Bastion. Noun. A well fortified position. One of the greatest games to come out of 2011.
Bastion is a loveable game based around the adventures of the otherwise anonymous “kid” as he tries to survive in a post-apocalyptic world, with few survivors. Prior to the calamity that wrecked their world, the people of the city of Caelondia had designed the Bastion, a floating fortress to be accessed in times of strife. You play as the kid, questing into the wilds surrounding the ruins of Caelondia, searching for cores to power the Bastion.
The game is set out in as a relatively simple 2D isometric adventure/fighter game, with a series of weapons and special abilities to help you fight through the swarms of creatures that have been left afraid and paranoid by the calamity. You control the kid with a fairly standard set of controls, with two default setups for either mouse or keyboard heavy control, however, in either instance, the keys are fully rebindable. With regards to weapons, you get to pick two weapons from a wide variety from swords and bows to repeaters and handguns, each of which handles differently, giving you something for every play style. As well as picking your two weapons, you get to choose a secret skill, from several generic ones to some more powerful, weapon specific attacks.
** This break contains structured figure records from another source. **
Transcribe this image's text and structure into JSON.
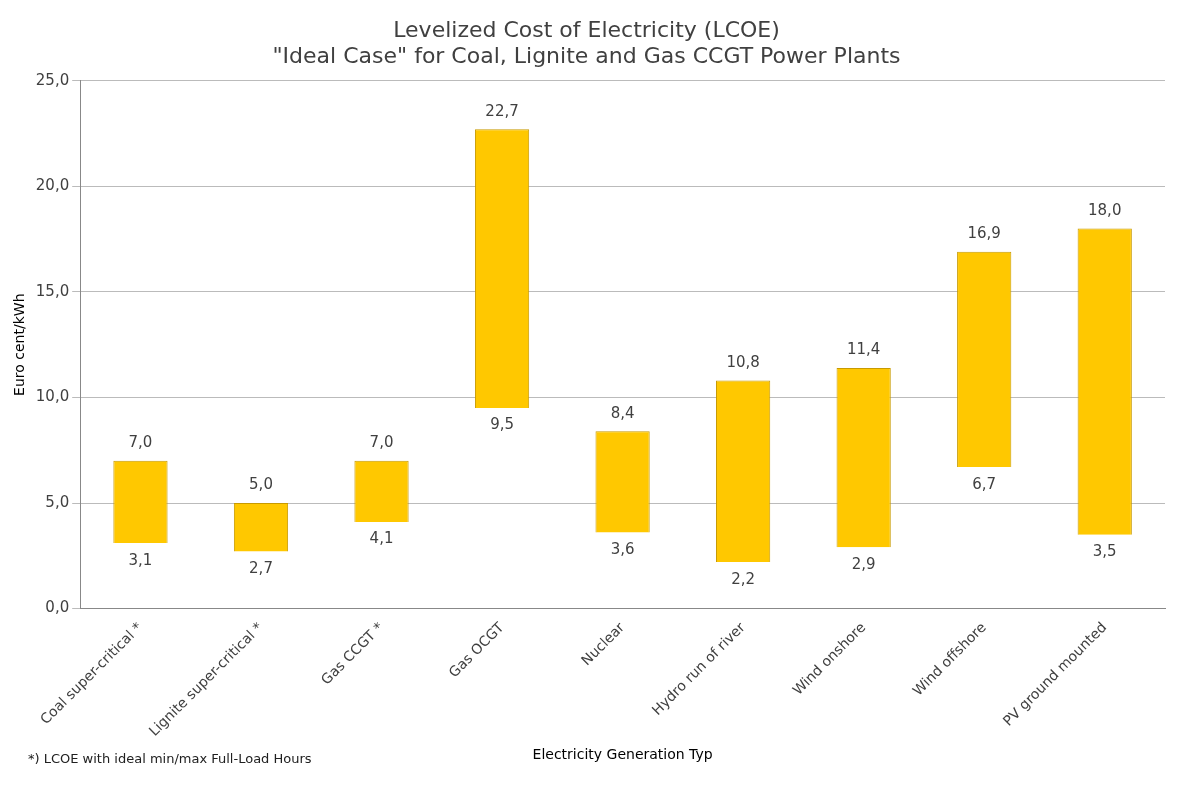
{
  "chart_data": {
    "type": "bar",
    "title": "Levelized Cost of Electricity (LCOE)",
    "subtitle": "\"Ideal Case\" for Coal, Lignite and Gas CCGT Power Plants",
    "xlabel": "Electricity Generation Typ",
    "ylabel": "Euro cent/kWh",
    "categories": [
      "Coal super-critical *",
      "Lignite super-critical *",
      "Gas CCGT *",
      "Gas OCGT",
      "Nuclear",
      "Hydro run of river",
      "Wind onshore",
      "Wind offshore",
      "PV ground mounted"
    ],
    "base": [
      3.1,
      2.7,
      4.1,
      9.5,
      3.6,
      2.2,
      2.9,
      6.7,
      3.5
    ],
    "values": [
      3.9,
      2.3,
      2.9,
      13.2,
      4.8,
      8.6,
      8.5,
      10.2,
      14.5
    ],
    "color": "#ffc800",
    "ylim": [
      0,
      25
    ],
    "yticks": [
      {
        "value": 0,
        "label": "0,0"
      },
      {
        "value": 5,
        "label": "5,0"
      },
      {
        "value": 10,
        "label": "10,0"
      },
      {
        "value": 15,
        "label": "15,0"
      },
      {
        "value": 20,
        "label": "20,0"
      },
      {
        "value": 25,
        "label": "25,0"
      }
    ],
    "grid": "y",
    "legend": false,
    "annotations": [
      {
        "text": "7,0",
        "x": "Coal super-critical *",
        "y": 7.0
      },
      {
        "text": "3,1",
        "x": "Coal super-critical *",
        "y": 3.1
      },
      {
        "text": "5,0",
        "x": "Lignite super-critical *",
        "y": 5.0
      },
      {
        "text": "2,7",
        "x": "Lignite super-critical *",
        "y": 2.7
      },
      {
        "text": "7,0",
        "x": "Gas CCGT *",
        "y": 7.0
      },
      {
        "text": "4,1",
        "x": "Gas CCGT *",
        "y": 4.1
      },
      {
        "text": "22,7",
        "x": "Gas OCGT",
        "y": 22.7
      },
      {
        "text": "9,5",
        "x": "Gas OCGT",
        "y": 9.5
      },
      {
        "text": "8,4",
        "x": "Nuclear",
        "y": 8.4
      },
      {
        "text": "3,6",
        "x": "Nuclear",
        "y": 3.6
      },
      {
        "text": "10,8",
        "x": "Hydro run of river",
        "y": 10.8
      },
      {
        "text": "2,2",
        "x": "Hydro run of river",
        "y": 2.2
      },
      {
        "text": "11,4",
        "x": "Wind onshore",
        "y": 11.4
      },
      {
        "text": "2,9",
        "x": "Wind onshore",
        "y": 2.9
      },
      {
        "text": "16,9",
        "x": "Wind offshore",
        "y": 16.9
      },
      {
        "text": "6,7",
        "x": "Wind offshore",
        "y": 6.7
      },
      {
        "text": "18,0",
        "x": "PV ground mounted",
        "y": 18.0
      },
      {
        "text": "3,5",
        "x": "PV ground mounted",
        "y": 3.5
      },
      "*) LCOE with ideal min/max Full-Load Hours"
    ]
  }
}
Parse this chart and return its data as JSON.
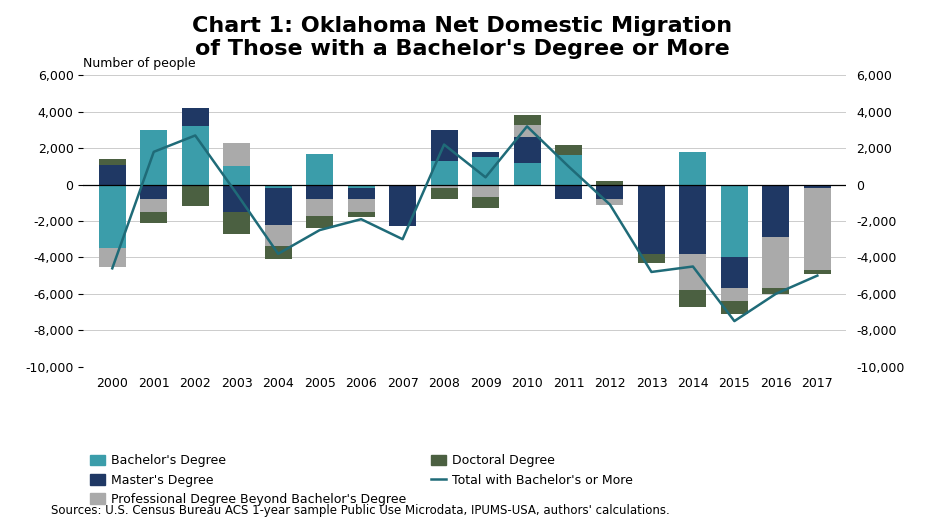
{
  "years": [
    2000,
    2001,
    2002,
    2003,
    2004,
    2005,
    2006,
    2007,
    2008,
    2009,
    2010,
    2011,
    2012,
    2013,
    2014,
    2015,
    2016,
    2017
  ],
  "bachelors": [
    -3500,
    3000,
    3200,
    1000,
    -200,
    1700,
    -200,
    0,
    1300,
    1500,
    1200,
    1600,
    -100,
    -100,
    1800,
    -4000,
    -100,
    -100
  ],
  "masters": [
    1100,
    -800,
    1000,
    -1500,
    -2000,
    -800,
    -600,
    -2300,
    1700,
    300,
    1400,
    -800,
    -700,
    -3700,
    -3800,
    -1700,
    -2800,
    -100
  ],
  "professional": [
    -1000,
    -700,
    0,
    1300,
    -1200,
    -900,
    -700,
    0,
    -200,
    -700,
    700,
    0,
    -300,
    0,
    -2000,
    -700,
    -2800,
    -4500
  ],
  "doctoral": [
    300,
    -600,
    -1200,
    -1200,
    -700,
    -700,
    -300,
    0,
    -600,
    -600,
    500,
    600,
    200,
    -500,
    -900,
    -700,
    -300,
    -200
  ],
  "total": [
    -4600,
    1800,
    2700,
    -500,
    -3800,
    -2500,
    -1900,
    -3000,
    2200,
    400,
    3200,
    1000,
    -1100,
    -4800,
    -4500,
    -7500,
    -6000,
    -5000
  ],
  "bachelor_color": "#3B9DAA",
  "masters_color": "#1F3864",
  "professional_color": "#AAAAAA",
  "doctoral_color": "#4B6041",
  "line_color": "#1F6B78",
  "title": "Chart 1: Oklahoma Net Domestic Migration\nof Those with a Bachelor's Degree or More",
  "ylabel_left": "Number of people",
  "source": "Sources: U.S. Census Bureau ACS 1-year sample Public Use Microdata, IPUMS-USA, authors' calculations.",
  "ylim": [
    -10000,
    6000
  ],
  "yticks": [
    -10000,
    -8000,
    -6000,
    -4000,
    -2000,
    0,
    2000,
    4000,
    6000
  ],
  "title_fontsize": 16,
  "label_fontsize": 9,
  "tick_fontsize": 9,
  "source_fontsize": 8.5
}
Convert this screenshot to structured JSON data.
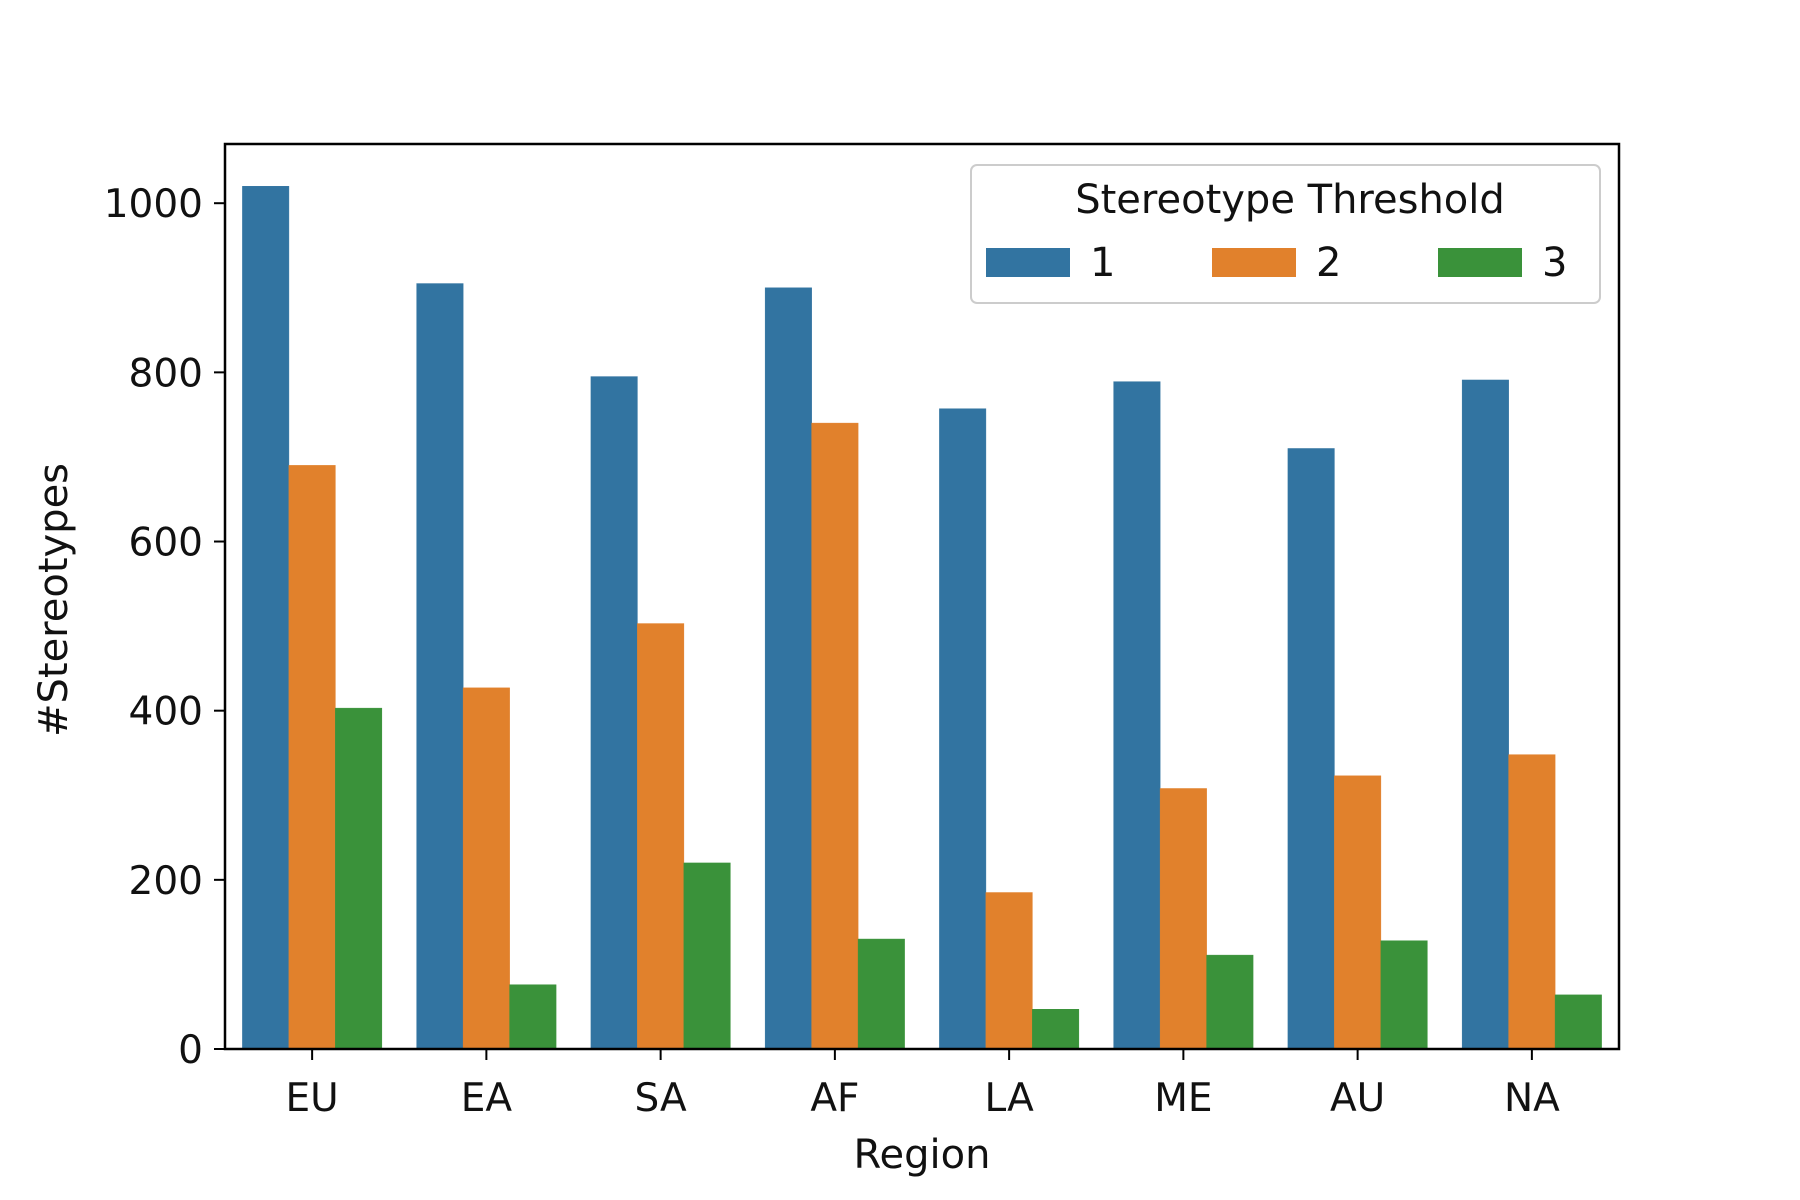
{
  "chart_data": {
    "type": "bar",
    "title": "",
    "xlabel": "Region",
    "ylabel": "#Stereotypes",
    "ylim": [
      0,
      1070
    ],
    "yticks": [
      0,
      200,
      400,
      600,
      800,
      1000
    ],
    "categories": [
      "EU",
      "EA",
      "SA",
      "AF",
      "LA",
      "ME",
      "AU",
      "NA"
    ],
    "legend": {
      "title": "Stereotype Threshold",
      "placement": "top-right"
    },
    "grid": false,
    "series": [
      {
        "name": "1",
        "color": "#3274a1",
        "values": [
          1020,
          905,
          795,
          900,
          757,
          789,
          710,
          791
        ]
      },
      {
        "name": "2",
        "color": "#e1812c",
        "values": [
          690,
          427,
          503,
          740,
          185,
          308,
          323,
          348
        ]
      },
      {
        "name": "3",
        "color": "#3a923a",
        "values": [
          403,
          76,
          220,
          130,
          47,
          111,
          128,
          64
        ]
      }
    ]
  }
}
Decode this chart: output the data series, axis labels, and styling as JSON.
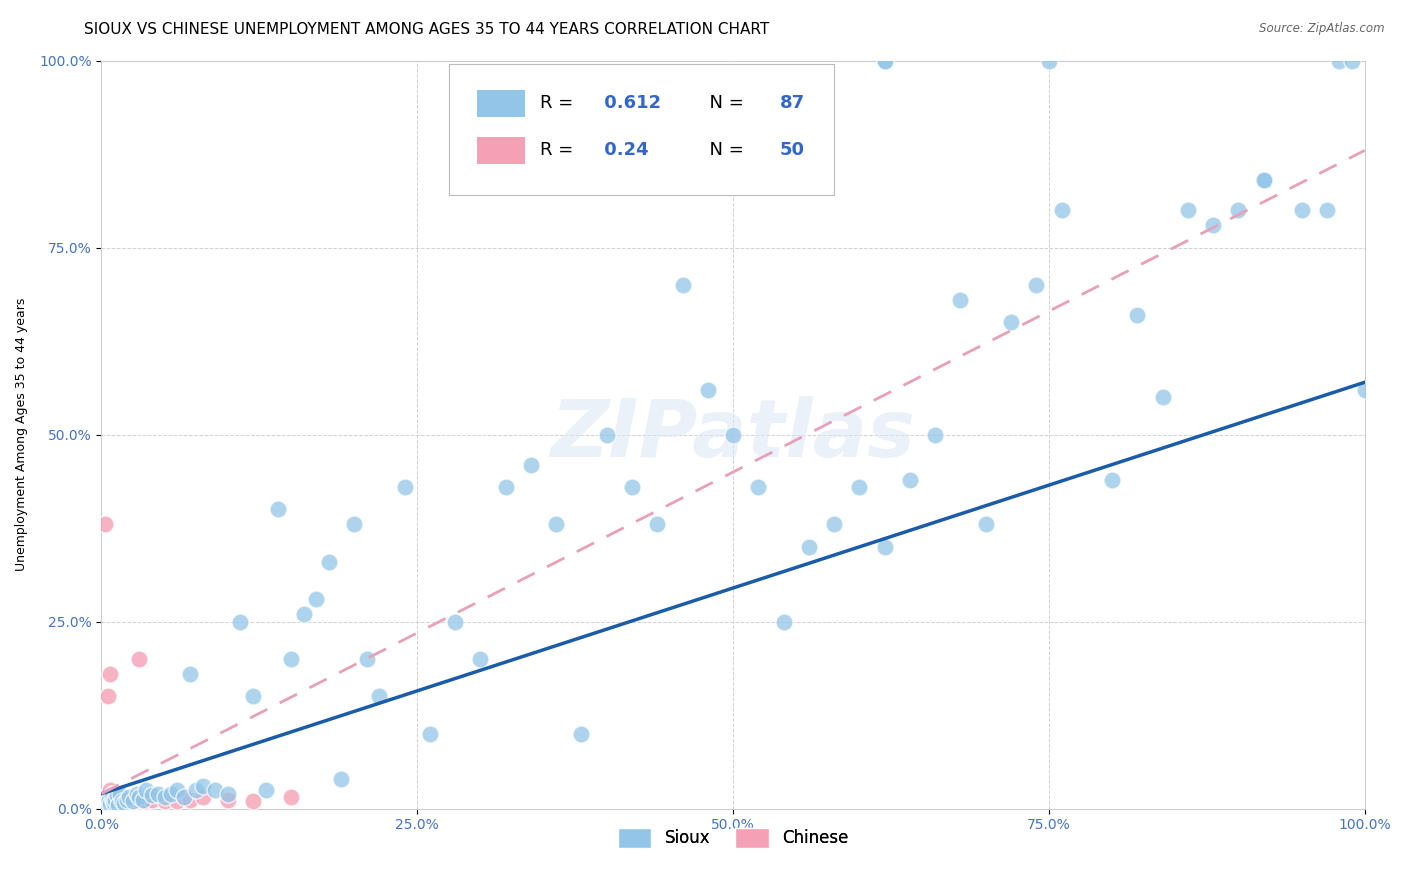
{
  "title": "SIOUX VS CHINESE UNEMPLOYMENT AMONG AGES 35 TO 44 YEARS CORRELATION CHART",
  "source": "Source: ZipAtlas.com",
  "ylabel": "Unemployment Among Ages 35 to 44 years",
  "sioux_R": 0.612,
  "sioux_N": 87,
  "chinese_R": 0.24,
  "chinese_N": 50,
  "sioux_color": "#92C5E8",
  "chinese_color": "#F4A0B5",
  "sioux_line_color": "#1A5CA8",
  "chinese_line_color": "#E8A0B8",
  "background_color": "#FFFFFF",
  "tick_color": "#4472C4",
  "xticklabels": [
    "0.0%",
    "25.0%",
    "50.0%",
    "75.0%",
    "100.0%"
  ],
  "yticklabels": [
    "0.0%",
    "25.0%",
    "50.0%",
    "75.0%",
    "100.0%"
  ],
  "title_fontsize": 11,
  "axis_label_fontsize": 9,
  "tick_fontsize": 10,
  "sioux_points_x": [
    0.003,
    0.004,
    0.005,
    0.006,
    0.007,
    0.008,
    0.009,
    0.01,
    0.011,
    0.012,
    0.013,
    0.015,
    0.016,
    0.018,
    0.02,
    0.022,
    0.025,
    0.028,
    0.03,
    0.033,
    0.035,
    0.04,
    0.045,
    0.05,
    0.055,
    0.06,
    0.065,
    0.07,
    0.075,
    0.08,
    0.09,
    0.1,
    0.11,
    0.12,
    0.13,
    0.14,
    0.15,
    0.16,
    0.17,
    0.18,
    0.19,
    0.2,
    0.21,
    0.22,
    0.24,
    0.26,
    0.28,
    0.3,
    0.32,
    0.34,
    0.36,
    0.38,
    0.4,
    0.42,
    0.44,
    0.46,
    0.48,
    0.5,
    0.52,
    0.54,
    0.56,
    0.58,
    0.6,
    0.62,
    0.64,
    0.66,
    0.68,
    0.7,
    0.72,
    0.74,
    0.76,
    0.8,
    0.82,
    0.84,
    0.86,
    0.88,
    0.9,
    0.92,
    0.95,
    0.97,
    0.98,
    0.99,
    1.0,
    0.62,
    0.62,
    0.75,
    0.92
  ],
  "sioux_points_y": [
    0.005,
    0.008,
    0.01,
    0.012,
    0.006,
    0.015,
    0.01,
    0.008,
    0.012,
    0.018,
    0.005,
    0.02,
    0.01,
    0.008,
    0.012,
    0.015,
    0.01,
    0.02,
    0.015,
    0.012,
    0.025,
    0.018,
    0.02,
    0.015,
    0.02,
    0.025,
    0.015,
    0.18,
    0.025,
    0.03,
    0.025,
    0.02,
    0.25,
    0.15,
    0.025,
    0.4,
    0.2,
    0.26,
    0.28,
    0.33,
    0.04,
    0.38,
    0.2,
    0.15,
    0.43,
    0.1,
    0.25,
    0.2,
    0.43,
    0.46,
    0.38,
    0.1,
    0.5,
    0.43,
    0.38,
    0.7,
    0.56,
    0.5,
    0.43,
    0.25,
    0.35,
    0.38,
    0.43,
    0.35,
    0.44,
    0.5,
    0.68,
    0.38,
    0.65,
    0.7,
    0.8,
    0.44,
    0.66,
    0.55,
    0.8,
    0.78,
    0.8,
    0.84,
    0.8,
    0.8,
    1.0,
    1.0,
    0.56,
    1.0,
    1.0,
    1.0,
    0.84
  ],
  "chinese_points_x": [
    0.001,
    0.002,
    0.002,
    0.003,
    0.003,
    0.003,
    0.004,
    0.004,
    0.005,
    0.005,
    0.005,
    0.006,
    0.006,
    0.006,
    0.007,
    0.007,
    0.007,
    0.008,
    0.008,
    0.008,
    0.009,
    0.009,
    0.01,
    0.01,
    0.01,
    0.011,
    0.011,
    0.012,
    0.013,
    0.014,
    0.015,
    0.016,
    0.018,
    0.02,
    0.022,
    0.025,
    0.03,
    0.035,
    0.04,
    0.05,
    0.06,
    0.07,
    0.08,
    0.1,
    0.12,
    0.15,
    0.003,
    0.005,
    0.007,
    0.03
  ],
  "chinese_points_y": [
    0.003,
    0.005,
    0.008,
    0.003,
    0.006,
    0.01,
    0.005,
    0.012,
    0.004,
    0.008,
    0.015,
    0.005,
    0.01,
    0.02,
    0.006,
    0.012,
    0.025,
    0.008,
    0.015,
    0.02,
    0.008,
    0.015,
    0.005,
    0.012,
    0.02,
    0.008,
    0.015,
    0.01,
    0.008,
    0.012,
    0.01,
    0.012,
    0.008,
    0.01,
    0.012,
    0.01,
    0.012,
    0.01,
    0.012,
    0.01,
    0.01,
    0.012,
    0.015,
    0.012,
    0.01,
    0.015,
    0.38,
    0.15,
    0.18,
    0.2
  ]
}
These skills are all powered by the mysterious black tonics that you find scattered around the levels. In addition to all this, you get to choose other, passive tonics (skills) from the distillery and upgrade weapons at the forge.
The game uses a very pleasing progression system that is based partly on currency, partly on experience points. By defeating the various enemies in the levels, you will gain experience points as well as causing drops of currency. You can also gain currency by destroying the various scenery, while experience can be gained from collecting relics of the destroyed world. Experience points is what will gain you levels, with new levels increasing your maximum health and allowing you to take extra skills. Currency can be used to buy upgrades for your weapons or new skills and items at the shop. The game also allows you to increase the difficulty for you by invoking the various gods, powering up enemies with either new abilities or buffs in exchange for increased experience and currency. Although most of the mechanics are not particularly innovative, it doesn’t need to reinvent the wheel to be great as its occasional puzzle and boss fight, as well as its brilliant aesthetic are enough to make the game incredibly enjoyable. And on the subject of aesthetic…
Graphics and Design
Bastion, despite large amounts of it being in ruined city areas, manages to avoid the trap of greying the world, a trap many games have fell into recently. It remains colourful throughout, without losing the post-apocalyptic feel. The creatures in the game range from steampunk-esque creations to sentient plants and giant monsters of legend, none of which feel out of place. The storyline for the game is compelling; you are able to empathise with the characters and really get immersed in the world. The game is also accompanied by an incredibly enchanting soundtrack that is used to perfectly echo the gameplay. That then brings us onto the topic of the voice actors. The game is almost unique in this part as it has exactly one voiced character, an elderly man who narrates the entire game. He has one of the most compelling voices, and the lines are written in the style of an old grandfather telling tales of adventure to his grandchildren around a fire on a cold winter’s night. While playing the levels, the narrator will comment on your gameplay, exalting you if you are performing well, mocking you if you keep falling off the edge.
Final Thoughts and Scoring
I will conclude now by just saying that this is quite possibly one of the best games of the past year, and it is definitely worth buying.